From the notes I am using,
For each point $p \in M$, the tangent space to $M$ at point $p$ is the set
Where,
Let $(M,O,A)$ be a smooth manifold. Let the curve $\gamma: \mathbb{R} \to M$, which is atleast $C^1$. Suppose $\gamma(\lambda_o)=p$. The velocity of $\gamma$ at the point $p$ of the curve is the linear map:
$v_{\gamma,p}:C^{\infty} (M) \to \mathbb{R}$
with, $v_{\gamma,p}(f)= (f \circ \gamma)'(p)$
where,$C^{\infty}(M) := \{ f: M \to R| \text{f is a smooth function }\}$
equipped with $(f + g)(p) = f(p) + g(p)$ and $(\lambda g)(p)= \lambda >\cdot g(p)$
$$T_p M := \{v_{\gamma,p }| \text{ for all smooth curves } \gamma \text{ through p }\}$$
With an addition and s multiplication defined the following way,
$$+:T_p M \times T_p M \to Hom(C^{\infty} (M), \mathbb{R})$$
$$(v_{\gamma,p} + v_{\delta,p} )(f) =v_{\gamma,p}(f)+ v_{\delta,p}(f)$$
$$ \cdot: \mathbb{R} \times T_p M \to Hom(C^{\infty} (M),R)$$
$$(\alpha \cdot v_{\gamma,p})(f):= \alpha \cdot v_{\gamma,p} (f)$$
In the standard vector space deifinition the addition maps into another element in the vector space itself.
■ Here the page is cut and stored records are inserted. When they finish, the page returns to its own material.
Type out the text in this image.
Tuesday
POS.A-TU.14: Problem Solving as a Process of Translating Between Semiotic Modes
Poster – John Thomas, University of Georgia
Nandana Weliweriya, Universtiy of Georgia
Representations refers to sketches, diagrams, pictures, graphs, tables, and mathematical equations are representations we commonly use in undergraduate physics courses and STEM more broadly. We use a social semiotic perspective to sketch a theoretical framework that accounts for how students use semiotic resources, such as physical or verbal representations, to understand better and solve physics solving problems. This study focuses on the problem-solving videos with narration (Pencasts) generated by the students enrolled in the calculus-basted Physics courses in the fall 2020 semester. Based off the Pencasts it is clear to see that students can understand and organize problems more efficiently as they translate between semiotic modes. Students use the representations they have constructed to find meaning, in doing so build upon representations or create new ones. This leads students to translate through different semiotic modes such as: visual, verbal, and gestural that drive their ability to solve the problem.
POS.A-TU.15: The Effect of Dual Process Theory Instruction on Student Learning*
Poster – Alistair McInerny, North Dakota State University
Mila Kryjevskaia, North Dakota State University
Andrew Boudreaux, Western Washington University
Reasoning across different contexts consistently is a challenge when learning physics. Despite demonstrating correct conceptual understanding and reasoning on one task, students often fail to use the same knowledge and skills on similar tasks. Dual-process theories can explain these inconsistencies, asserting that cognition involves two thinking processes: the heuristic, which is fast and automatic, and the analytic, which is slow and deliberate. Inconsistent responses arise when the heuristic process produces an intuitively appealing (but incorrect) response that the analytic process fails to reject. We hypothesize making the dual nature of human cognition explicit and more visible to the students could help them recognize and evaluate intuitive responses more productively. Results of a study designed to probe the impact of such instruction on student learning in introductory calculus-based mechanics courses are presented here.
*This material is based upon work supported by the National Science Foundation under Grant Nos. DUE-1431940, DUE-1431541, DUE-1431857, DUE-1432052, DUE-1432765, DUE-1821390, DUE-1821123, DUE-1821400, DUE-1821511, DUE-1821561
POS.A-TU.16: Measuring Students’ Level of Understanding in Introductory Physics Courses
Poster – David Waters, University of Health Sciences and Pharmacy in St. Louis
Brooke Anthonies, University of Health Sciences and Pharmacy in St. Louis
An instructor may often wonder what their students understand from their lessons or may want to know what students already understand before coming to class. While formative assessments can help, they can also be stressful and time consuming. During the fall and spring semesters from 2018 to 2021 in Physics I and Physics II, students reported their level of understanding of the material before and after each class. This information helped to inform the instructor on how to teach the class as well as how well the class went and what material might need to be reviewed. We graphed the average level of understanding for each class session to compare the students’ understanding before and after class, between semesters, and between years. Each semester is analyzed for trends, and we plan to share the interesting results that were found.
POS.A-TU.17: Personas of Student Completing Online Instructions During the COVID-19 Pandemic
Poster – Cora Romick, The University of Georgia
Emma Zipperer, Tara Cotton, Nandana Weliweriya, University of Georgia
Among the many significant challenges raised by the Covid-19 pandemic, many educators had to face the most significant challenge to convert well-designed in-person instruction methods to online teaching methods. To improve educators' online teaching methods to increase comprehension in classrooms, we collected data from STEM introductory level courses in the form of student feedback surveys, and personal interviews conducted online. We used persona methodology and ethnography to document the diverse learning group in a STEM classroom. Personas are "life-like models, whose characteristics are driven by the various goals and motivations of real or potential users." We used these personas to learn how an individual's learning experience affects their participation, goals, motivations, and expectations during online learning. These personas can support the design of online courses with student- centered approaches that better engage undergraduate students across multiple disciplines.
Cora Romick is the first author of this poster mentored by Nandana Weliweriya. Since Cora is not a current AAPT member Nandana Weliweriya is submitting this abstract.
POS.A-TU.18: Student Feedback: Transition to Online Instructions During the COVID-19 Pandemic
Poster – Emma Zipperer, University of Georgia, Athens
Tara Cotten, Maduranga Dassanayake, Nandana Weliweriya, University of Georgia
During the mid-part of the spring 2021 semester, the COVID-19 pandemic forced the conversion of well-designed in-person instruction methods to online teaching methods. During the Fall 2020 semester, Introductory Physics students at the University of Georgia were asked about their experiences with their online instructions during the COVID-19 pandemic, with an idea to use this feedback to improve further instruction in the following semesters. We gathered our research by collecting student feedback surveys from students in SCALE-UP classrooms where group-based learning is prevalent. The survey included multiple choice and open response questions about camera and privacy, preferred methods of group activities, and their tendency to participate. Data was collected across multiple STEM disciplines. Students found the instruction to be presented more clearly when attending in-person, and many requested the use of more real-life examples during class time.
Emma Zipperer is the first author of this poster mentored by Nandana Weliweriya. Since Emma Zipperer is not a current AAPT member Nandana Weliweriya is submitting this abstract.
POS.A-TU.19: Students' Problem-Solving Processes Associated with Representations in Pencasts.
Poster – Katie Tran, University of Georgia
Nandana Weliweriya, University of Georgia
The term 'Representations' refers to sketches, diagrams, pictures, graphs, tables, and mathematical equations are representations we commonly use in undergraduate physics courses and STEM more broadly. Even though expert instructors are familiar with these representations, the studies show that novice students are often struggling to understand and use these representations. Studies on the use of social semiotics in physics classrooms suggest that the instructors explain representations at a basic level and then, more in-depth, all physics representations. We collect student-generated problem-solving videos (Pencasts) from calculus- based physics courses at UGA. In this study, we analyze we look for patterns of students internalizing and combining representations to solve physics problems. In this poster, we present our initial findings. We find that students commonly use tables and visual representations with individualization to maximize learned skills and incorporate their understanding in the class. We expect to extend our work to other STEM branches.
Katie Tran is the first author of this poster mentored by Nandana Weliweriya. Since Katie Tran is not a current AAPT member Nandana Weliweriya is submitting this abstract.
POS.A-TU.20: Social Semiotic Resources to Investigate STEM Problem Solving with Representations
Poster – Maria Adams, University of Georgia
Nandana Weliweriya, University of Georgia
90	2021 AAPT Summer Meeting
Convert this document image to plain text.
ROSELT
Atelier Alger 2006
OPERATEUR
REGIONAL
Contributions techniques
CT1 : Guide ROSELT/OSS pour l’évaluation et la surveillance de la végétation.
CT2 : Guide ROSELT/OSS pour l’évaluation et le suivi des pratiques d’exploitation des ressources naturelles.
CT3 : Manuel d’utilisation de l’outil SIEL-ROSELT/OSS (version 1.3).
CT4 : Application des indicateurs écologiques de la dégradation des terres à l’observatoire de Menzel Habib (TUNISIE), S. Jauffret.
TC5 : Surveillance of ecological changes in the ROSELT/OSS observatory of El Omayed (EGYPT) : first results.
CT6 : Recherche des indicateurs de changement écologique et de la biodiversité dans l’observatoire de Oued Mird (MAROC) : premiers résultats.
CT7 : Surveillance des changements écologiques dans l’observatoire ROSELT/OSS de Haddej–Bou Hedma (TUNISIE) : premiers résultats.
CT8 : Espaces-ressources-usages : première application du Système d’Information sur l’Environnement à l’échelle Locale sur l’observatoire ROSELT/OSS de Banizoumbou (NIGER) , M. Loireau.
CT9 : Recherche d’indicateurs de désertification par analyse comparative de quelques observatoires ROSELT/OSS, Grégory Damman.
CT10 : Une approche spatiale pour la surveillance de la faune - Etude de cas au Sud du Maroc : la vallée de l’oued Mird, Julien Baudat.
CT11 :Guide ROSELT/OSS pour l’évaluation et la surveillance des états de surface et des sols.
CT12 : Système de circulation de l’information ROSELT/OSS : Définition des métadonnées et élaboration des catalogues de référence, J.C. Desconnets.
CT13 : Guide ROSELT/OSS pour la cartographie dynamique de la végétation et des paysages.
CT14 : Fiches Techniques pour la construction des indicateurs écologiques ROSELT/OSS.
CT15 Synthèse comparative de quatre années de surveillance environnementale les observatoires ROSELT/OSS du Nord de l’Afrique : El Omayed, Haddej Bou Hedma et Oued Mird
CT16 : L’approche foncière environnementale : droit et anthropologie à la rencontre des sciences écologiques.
So, if $T_pM$ was a vector space then the addition must again map to $T_pM$ but here it doesn't, yet we call it a vector space, why?
Best Answer
First of all your definition of $T_p M$ is incomplete, it should be $$ T_p M = \{ \text{all smooth curves $\gamma$ through $p$} \}/\sim $$ where two curves $\gamma$ and $\eta$ are equivalent under $\sim$ if their derivatives at $p$ (after you compose with a chart) are equal.
There is a natural injection $$ i:T_p M \hookrightarrow \text{hom}(C^\infty(M), \mathbb{R})$$ where for a smooth curve $\gamma$ with $\gamma(0) = p$ and $f \in C^\infty(M)$ we have $$ i([\gamma]) (f) := (f \circ \gamma)'(0)$$.